Uber is looking to enhance the safety of its platform by proactively mitigating safety events and making rare safety events even rarer through the application of cutting-edge data science and machine learning.
Requirements
- Expert proficiency in core machine learning principles, including classification, regression, time series analysis, and causal inference.
- High proficiency in at least one programming language (e.g., Python or Scala) and expertise in data manipulation using SQL.
- Demonstrated experience designing and delivering end-to-end ML solutions that operate at significant scale (handling large datasets and high-velocity systems).
- Applied knowledge of core insurance concepts such as: Risk Modeling: Understanding of concepts like frequency, severity, and loss development.
- Loss Cost & Pricing: Familiarity with how safety events translate into financial loss (expected claims/payouts) and the inputs for risk-based pricing or economic valuation of safety interventions.

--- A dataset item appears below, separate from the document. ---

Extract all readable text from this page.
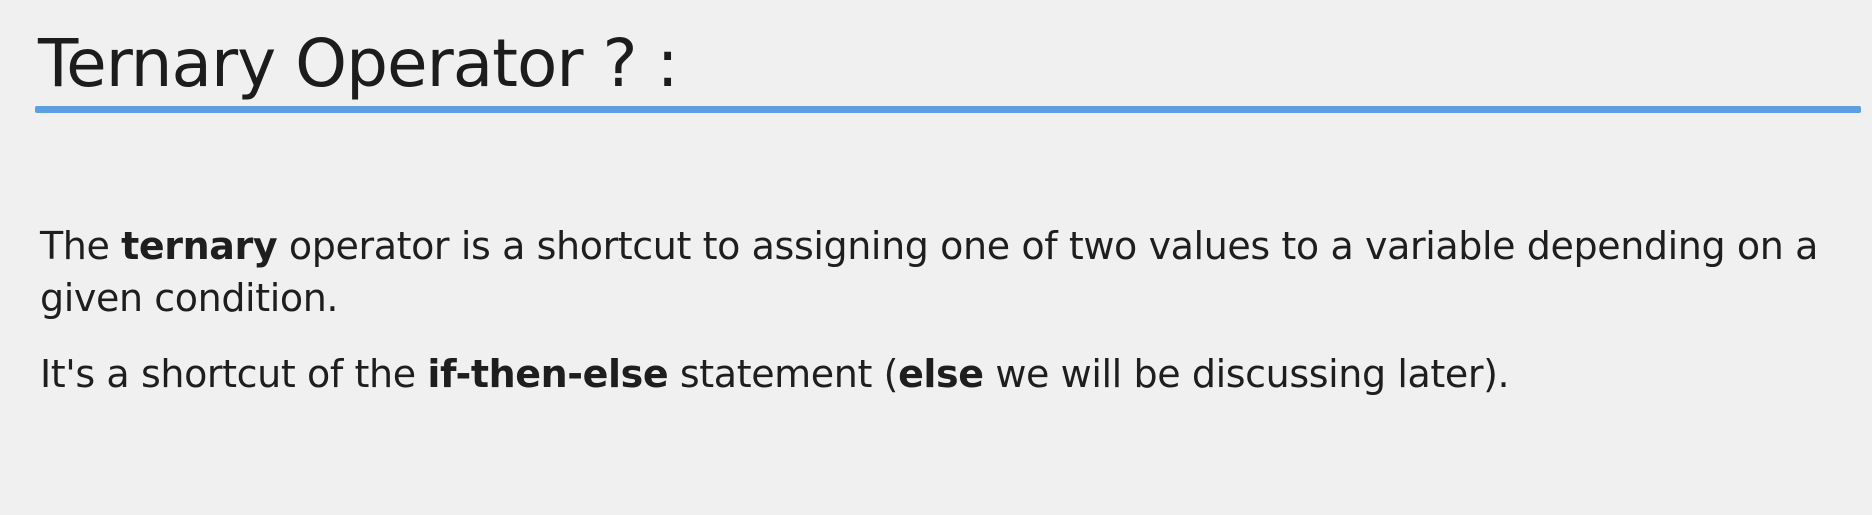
Ternary Operator ? :

The ternary operator is a shortcut to assigning one of two values to a variable depending on a given condition.

It's a shortcut of the if-then-else statement (else we will be discussing later).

- Telematics: Experience leveraging granular sensor or telematics data to model driver behavior and assess accident probability.
Responsibilities
- Define the strategic roadmap and set the technical direction for developing and deploying large-scale, high-performance machine learning systems focused on proactive safety prediction and mitigation.
- Design, develop, and deliver sophisticated applied ML models from ideation to production, ensuring robustness and measurable safety impact.
- Conduct complex, rigorous deep-dive analyses and causal inference to uncover root causes and identify high-leverage safety opportunities.
- Own the design, analysis, and interpretation of A/B experiments to rigorously evaluate product and policy changes before platform rollout.
- Partner closely with Product Managers, Engineers, and Policy teams to translate data-driven insights into critical product features and company-wide safety policies.
Other
- Ph.D. in Computer Science, Statistics, Mathematics, Operations Research, or a related quantitative field, OR equivalent experience.
- 8+ years (with Ph.D.) or 10+ years (with M.S. or B.S.) of industry experience building and deploying machine learning models or conducting high-impact applied data science in a large-scale production environment.
- Proven track record of influencing product or policy decisions using rigorous analysis, experimentation (A/B testing), and clear communication of complex technical results to non-technical stakeholders.
- For New York, NY-based roles: The base salary range for this role is USD$212,000 per year - USD$235,500 per year.
- For San Francisco, CA-based roles: The base salary range for this role is USD$212,000 per year - USD$235,500 per year.